Wenn die Antriebsenergie rotierenden Bauelementen der Hubvorrichtung zugeführt wird, so können zwischen der Energiequelle (Handantrieb oder Elektromotor) und der Hubvorrichtung entsprechende Getriebe, vorzugsweise Schneckengetriebe, angeordnet werden. Schneckengetriebe zwischen der Energiequelle und der Hubvorrichtung haben den Vorteil, daß sie selbsthemmend sind und die Hubvorrichtung des Behandlungstischs nach Abschalten der Energiequelle in ihrer Position stehenbleibt, ohne daß eine besondere Feststelleinrichtung erforderlich wäre.

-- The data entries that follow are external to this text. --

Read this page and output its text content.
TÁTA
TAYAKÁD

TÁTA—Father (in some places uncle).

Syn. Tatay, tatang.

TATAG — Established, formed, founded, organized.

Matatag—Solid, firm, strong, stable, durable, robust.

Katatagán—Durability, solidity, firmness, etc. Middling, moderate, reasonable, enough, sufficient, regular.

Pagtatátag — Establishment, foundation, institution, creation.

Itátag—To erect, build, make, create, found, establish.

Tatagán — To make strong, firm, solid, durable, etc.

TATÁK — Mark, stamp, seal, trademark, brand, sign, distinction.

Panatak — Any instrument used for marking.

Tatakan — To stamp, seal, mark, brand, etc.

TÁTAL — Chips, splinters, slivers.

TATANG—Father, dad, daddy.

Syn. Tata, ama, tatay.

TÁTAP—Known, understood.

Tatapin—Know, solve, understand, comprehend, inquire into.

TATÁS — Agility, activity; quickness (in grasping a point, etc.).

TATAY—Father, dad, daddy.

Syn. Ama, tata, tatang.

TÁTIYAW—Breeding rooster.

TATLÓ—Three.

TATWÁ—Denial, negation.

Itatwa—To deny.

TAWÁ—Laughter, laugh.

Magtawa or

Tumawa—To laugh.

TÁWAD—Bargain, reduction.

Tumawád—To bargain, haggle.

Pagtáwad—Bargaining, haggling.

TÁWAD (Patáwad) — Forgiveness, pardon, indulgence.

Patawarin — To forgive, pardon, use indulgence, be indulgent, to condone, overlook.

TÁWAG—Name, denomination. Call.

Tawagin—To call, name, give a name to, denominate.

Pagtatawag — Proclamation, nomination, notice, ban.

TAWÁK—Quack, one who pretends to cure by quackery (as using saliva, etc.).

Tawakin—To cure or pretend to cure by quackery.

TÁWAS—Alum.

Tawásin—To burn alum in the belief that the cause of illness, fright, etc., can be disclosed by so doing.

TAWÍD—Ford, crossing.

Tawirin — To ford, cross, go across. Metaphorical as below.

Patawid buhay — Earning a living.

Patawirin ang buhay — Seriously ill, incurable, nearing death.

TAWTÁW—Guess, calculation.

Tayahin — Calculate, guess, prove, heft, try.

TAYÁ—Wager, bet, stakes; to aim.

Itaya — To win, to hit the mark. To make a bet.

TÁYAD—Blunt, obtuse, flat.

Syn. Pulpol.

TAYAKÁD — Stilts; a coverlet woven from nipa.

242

Falls jedoch die Antriebsenergie der Hubvorrichtung mittels Linearbewegung zugeführt wird, so können der Energiequelle Vorrichtungen nachgeschaltet werden, die Rotationsbewegungen in Linearbewegungen umwandeln bzw. direkt Linearbewegungen erzeugen. In Frage kommen z. B. elektrische Getriebemotore, die mit Spindelantrieben verbunden sind oder Hydraulikantriebe (System Pumpe/Zylinder).
Bei der Benutzung pneumatischer Zylinder kann direkt auf die Luftversorgung der Praxis- oder Krankenhausräume zurückgegriffen werden. Ein elektrischer Antrieb ist dann nicht erforderlich.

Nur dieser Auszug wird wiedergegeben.